Reservoir

by Jack Williams

In the fields of memory,
there’s a group of boys moving
toward the reservoir. It’s not dark,
not yet, but still the light is sifted,
half-broken through trees without names
and a trail of boys tracing water.
One of them will not make it,
but at this moment in the full fields
the only thing they must cull is wild fruit.
They still have time before the sounding,
an eternity to get used to the hollow splash
the drowned make; and in this snatch
of memory, pure as untouched water,
the skein of boys is unbroken.
The life that unravels their sleep for years
hasn’t been offered, not yet.
They know nothing of explosives fired
across water to make the dead rise.

There’s still time for them, the memory
allows that and more, and if a dream
corrupts any part of the day behind the fences,
makes any man cringe nightly years after,
then the memory divines the fields, the moments
before, gives another hour to them all.
The dead can rise, and whatever thing it is
that goes awry, bartering off someone’s son,
hasn’t yet roughed the reservoir.
There’s time for them all: the fields
teeming with boys, the half-light through
nameless trees, the wanderers in the joy
of not-knowing, the unlearned, the doomed.
No pitch of flat stones across water,
not yet.
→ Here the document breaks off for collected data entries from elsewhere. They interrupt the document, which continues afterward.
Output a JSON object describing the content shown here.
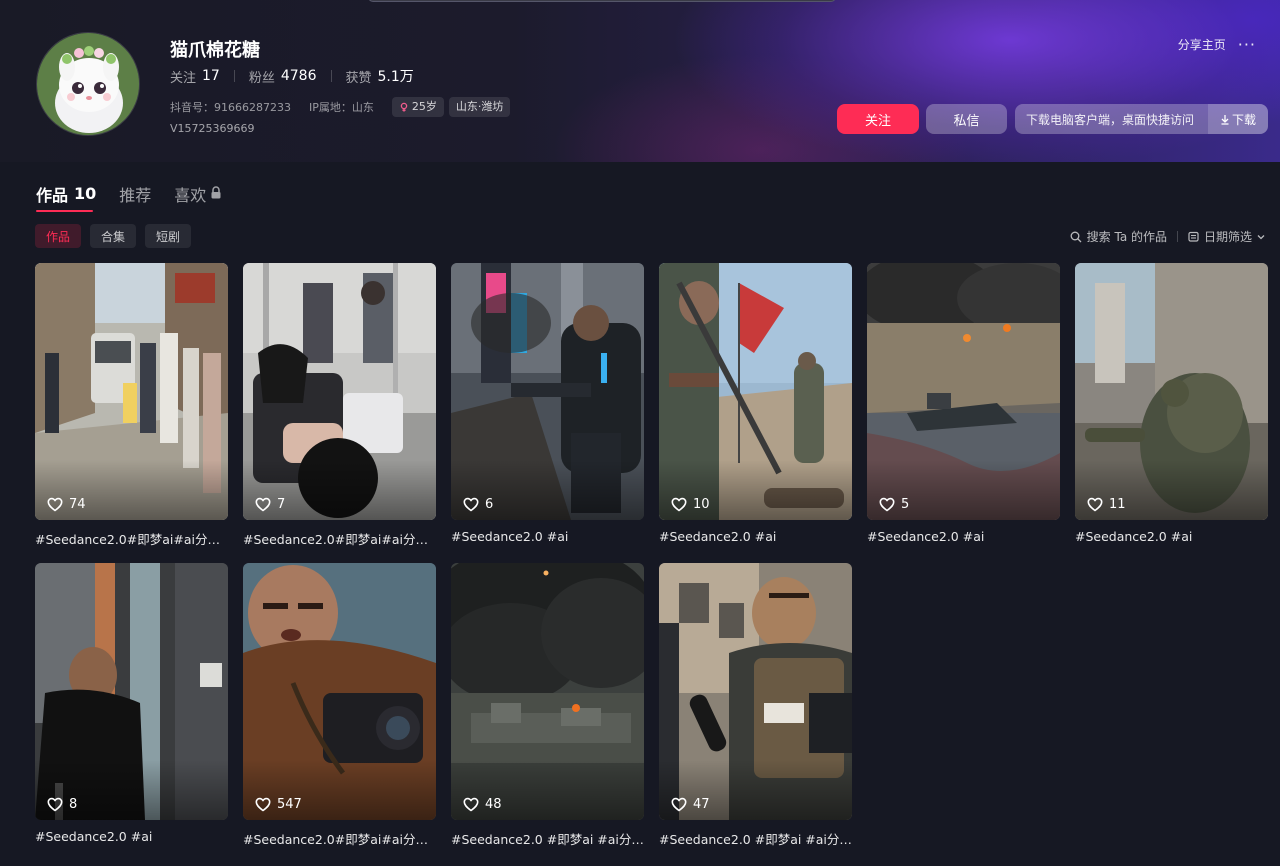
{
  "profile": {
    "nickname": "猫爪棉花糖",
    "stats": [
      {
        "label": "关注",
        "value": "17"
      },
      {
        "label": "粉丝",
        "value": "4786"
      },
      {
        "label": "获赞",
        "value": "5.1万"
      }
    ],
    "douyin_id": "抖音号：91666287233",
    "ip_location": "IP属地：山东",
    "age_tag": "25岁",
    "region_tag": "山东·潍坊",
    "uid_line": "V15725369669"
  },
  "actions": {
    "share_label": "分享主页",
    "more_label": "···",
    "follow_label": "关注",
    "message_label": "私信",
    "download_prompt": "下载电脑客户端，桌面快捷访问",
    "download_label": "下载"
  },
  "tabs": [
    {
      "label": "作品",
      "count": "10",
      "active": true
    },
    {
      "label": "推荐",
      "count": "",
      "active": false
    },
    {
      "label": "喜欢",
      "count": "",
      "active": false,
      "locked": true
    }
  ],
  "subtabs": [
    {
      "label": "作品",
      "active": true
    },
    {
      "label": "合集",
      "active": false
    },
    {
      "label": "短剧",
      "active": false
    }
  ],
  "tools": {
    "search_label": "搜索 Ta 的作品",
    "date_filter_label": "日期筛选"
  },
  "colors": {
    "accent": "#fe2c55",
    "background": "#161823"
  },
  "videos": [
    {
      "likes": "74",
      "caption": "#Seedance2.0#即梦ai#ai分…",
      "scene": "street"
    },
    {
      "likes": "7",
      "caption": "#Seedance2.0#即梦ai#ai分…",
      "scene": "subway"
    },
    {
      "likes": "6",
      "caption": "#Seedance2.0 #ai",
      "scene": "scifi"
    },
    {
      "likes": "10",
      "caption": "#Seedance2.0 #ai",
      "scene": "flag"
    },
    {
      "likes": "5",
      "caption": "#Seedance2.0 #ai",
      "scene": "beach"
    },
    {
      "likes": "11",
      "caption": "#Seedance2.0 #ai",
      "scene": "alley"
    },
    {
      "likes": "8",
      "caption": "#Seedance2.0 #ai",
      "scene": "ruin"
    },
    {
      "likes": "547",
      "caption": "#Seedance2.0#即梦ai#ai分…",
      "scene": "camera"
    },
    {
      "likes": "48",
      "caption": "#Seedance2.0 #即梦ai #ai分…",
      "scene": "smoke"
    },
    {
      "likes": "47",
      "caption": "#Seedance2.0 #即梦ai #ai分…",
      "scene": "press"
    }
  ]
}
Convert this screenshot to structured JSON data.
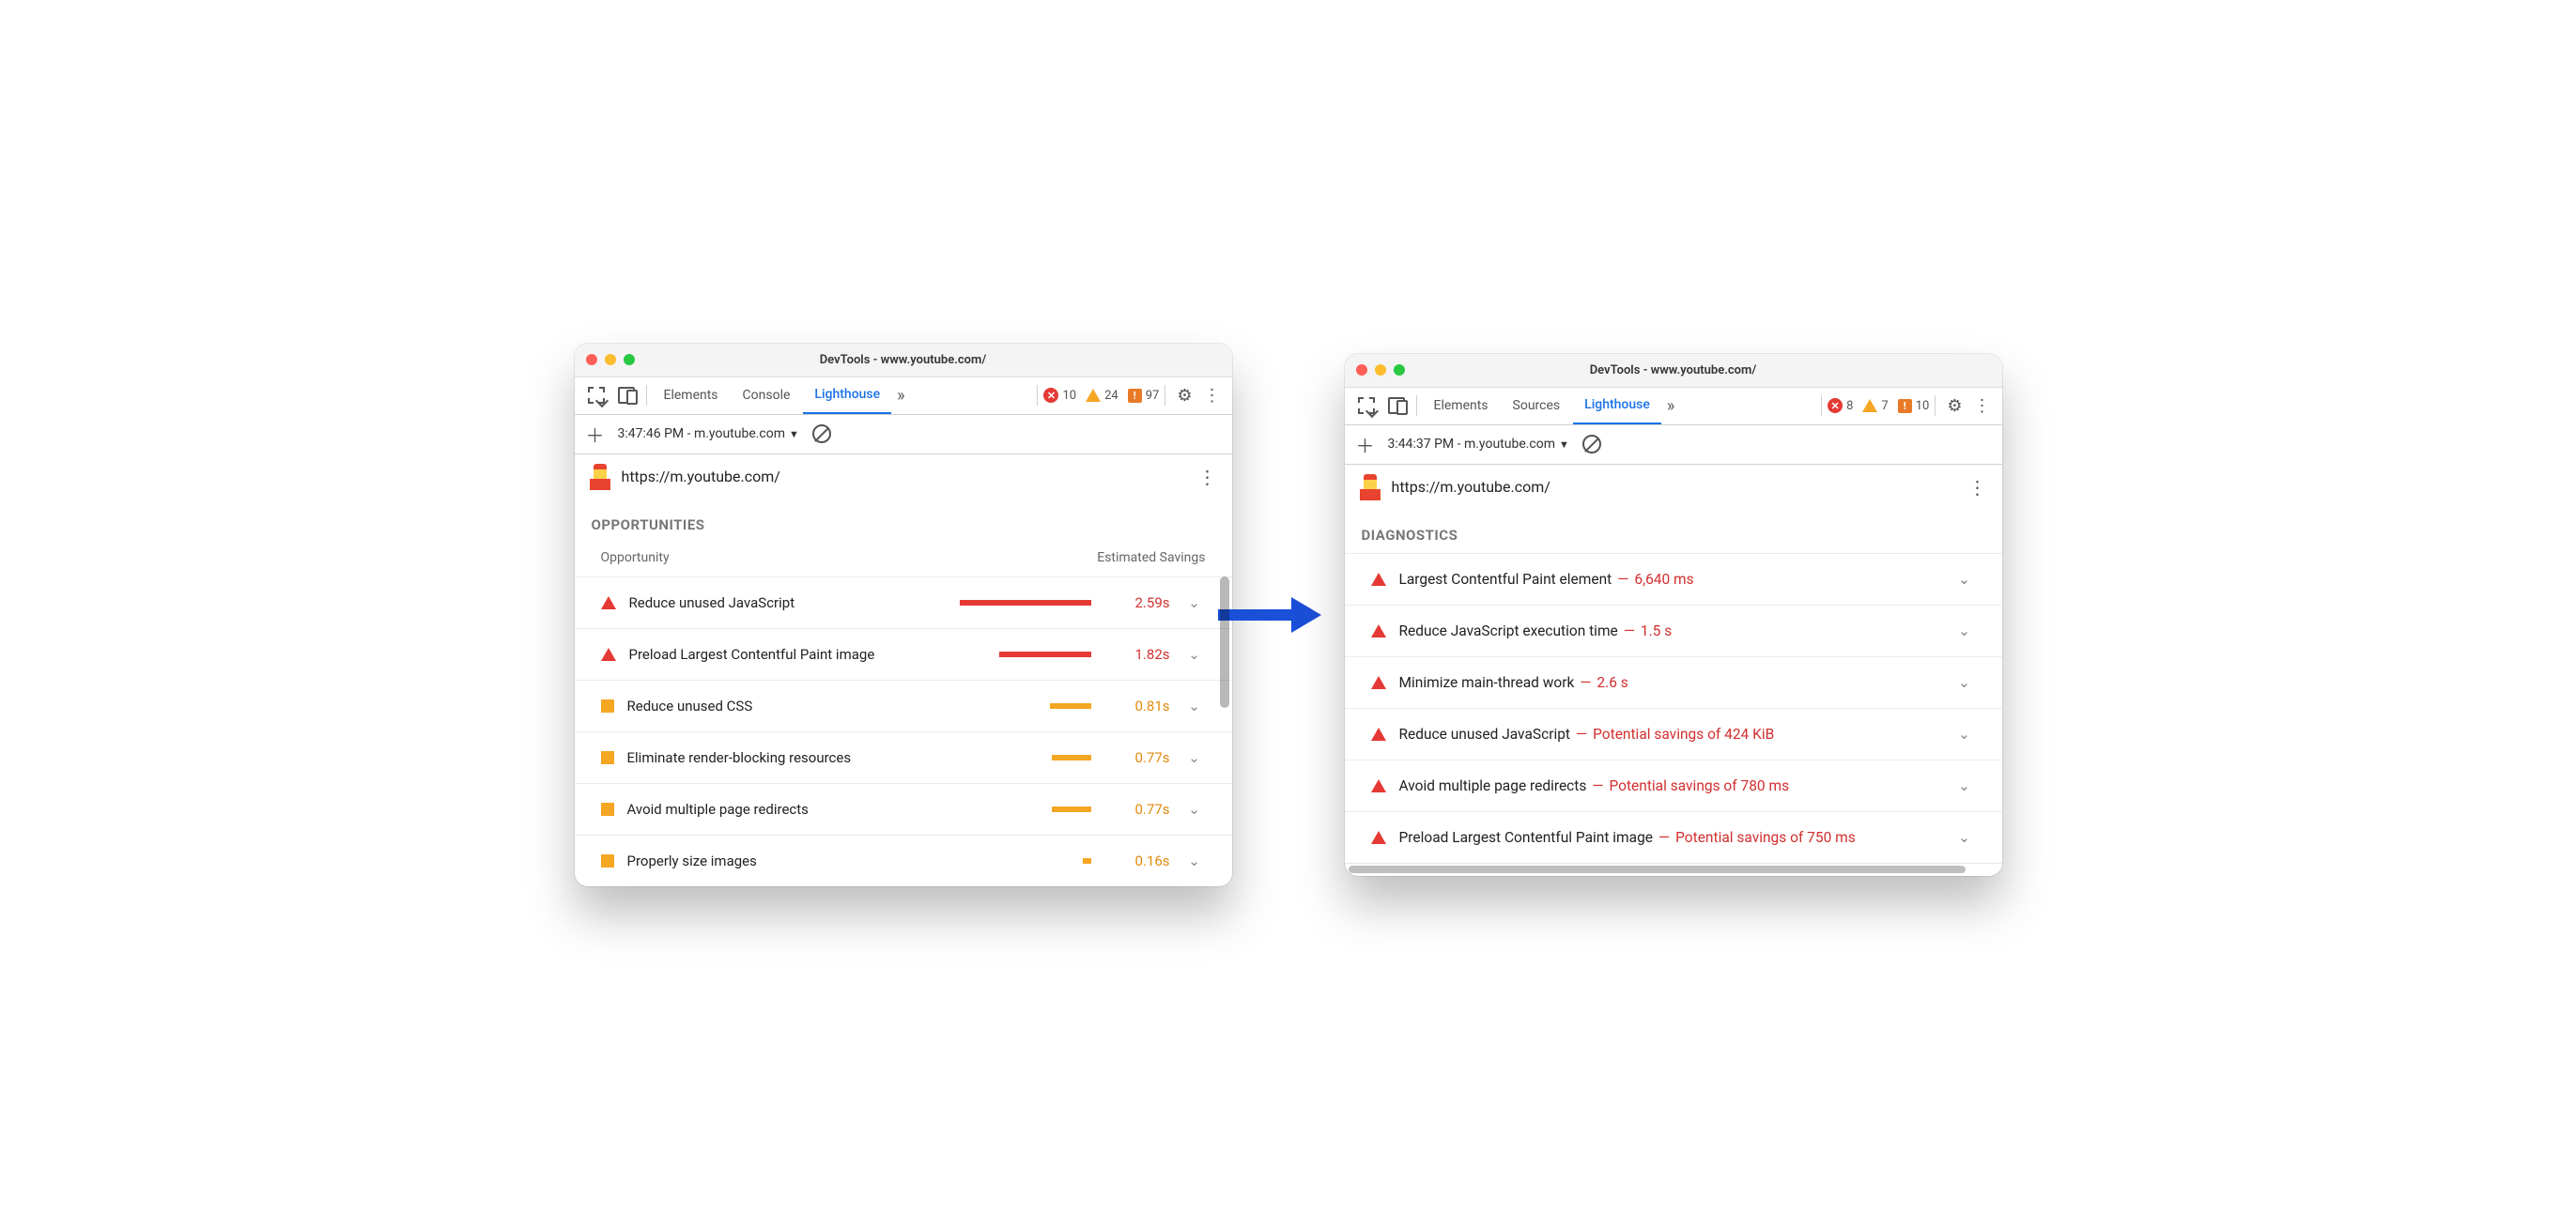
{
  "leftWindow": {
    "title": "DevTools - www.youtube.com/",
    "tabs": {
      "t1": "Elements",
      "t2": "Console",
      "t3": "Lighthouse"
    },
    "badges": {
      "errors": "10",
      "warnings": "24",
      "info": "97"
    },
    "run_label": "3:47:46 PM - m.youtube.com",
    "url": "https://m.youtube.com/",
    "section": "OPPORTUNITIES",
    "opp_head_left": "Opportunity",
    "opp_head_right": "Estimated Savings",
    "rows": [
      {
        "title": "Reduce unused JavaScript",
        "savings": "2.59s",
        "sev": "red",
        "barpct": 100
      },
      {
        "title": "Preload Largest Contentful Paint image",
        "savings": "1.82s",
        "sev": "red",
        "barpct": 70
      },
      {
        "title": "Reduce unused CSS",
        "savings": "0.81s",
        "sev": "or",
        "barpct": 31
      },
      {
        "title": "Eliminate render-blocking resources",
        "savings": "0.77s",
        "sev": "or",
        "barpct": 30
      },
      {
        "title": "Avoid multiple page redirects",
        "savings": "0.77s",
        "sev": "or",
        "barpct": 30
      },
      {
        "title": "Properly size images",
        "savings": "0.16s",
        "sev": "or",
        "barpct": 6
      }
    ]
  },
  "rightWindow": {
    "title": "DevTools - www.youtube.com/",
    "tabs": {
      "t1": "Elements",
      "t2": "Sources",
      "t3": "Lighthouse"
    },
    "badges": {
      "errors": "8",
      "warnings": "7",
      "info": "10"
    },
    "run_label": "3:44:37 PM - m.youtube.com",
    "url": "https://m.youtube.com/",
    "section": "DIAGNOSTICS",
    "rows": [
      {
        "title": "Largest Contentful Paint element",
        "value": "6,640 ms"
      },
      {
        "title": "Reduce JavaScript execution time",
        "value": "1.5 s"
      },
      {
        "title": "Minimize main-thread work",
        "value": "2.6 s"
      },
      {
        "title": "Reduce unused JavaScript",
        "value": "Potential savings of 424 KiB"
      },
      {
        "title": "Avoid multiple page redirects",
        "value": "Potential savings of 780 ms"
      },
      {
        "title": "Preload Largest Contentful Paint image",
        "value": "Potential savings of 750 ms"
      }
    ]
  }
}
Only the pale vision of boys
in a forbidden place, for one long moment
no chance a thing ever changing
from this sunken day: the walking on water,
the stones, untouched, the awakening.


Jack Williams is from Stone Mountain, Georgia. He holds a degree from Georgia State University and has spent his working career in private business. He now works in Atlanta as chief operating officer for a real estate development company called Ashwood Development Company. He lives in Marietta, and has published poetry in several journals, including The Quarterly and Chattahoochee Review.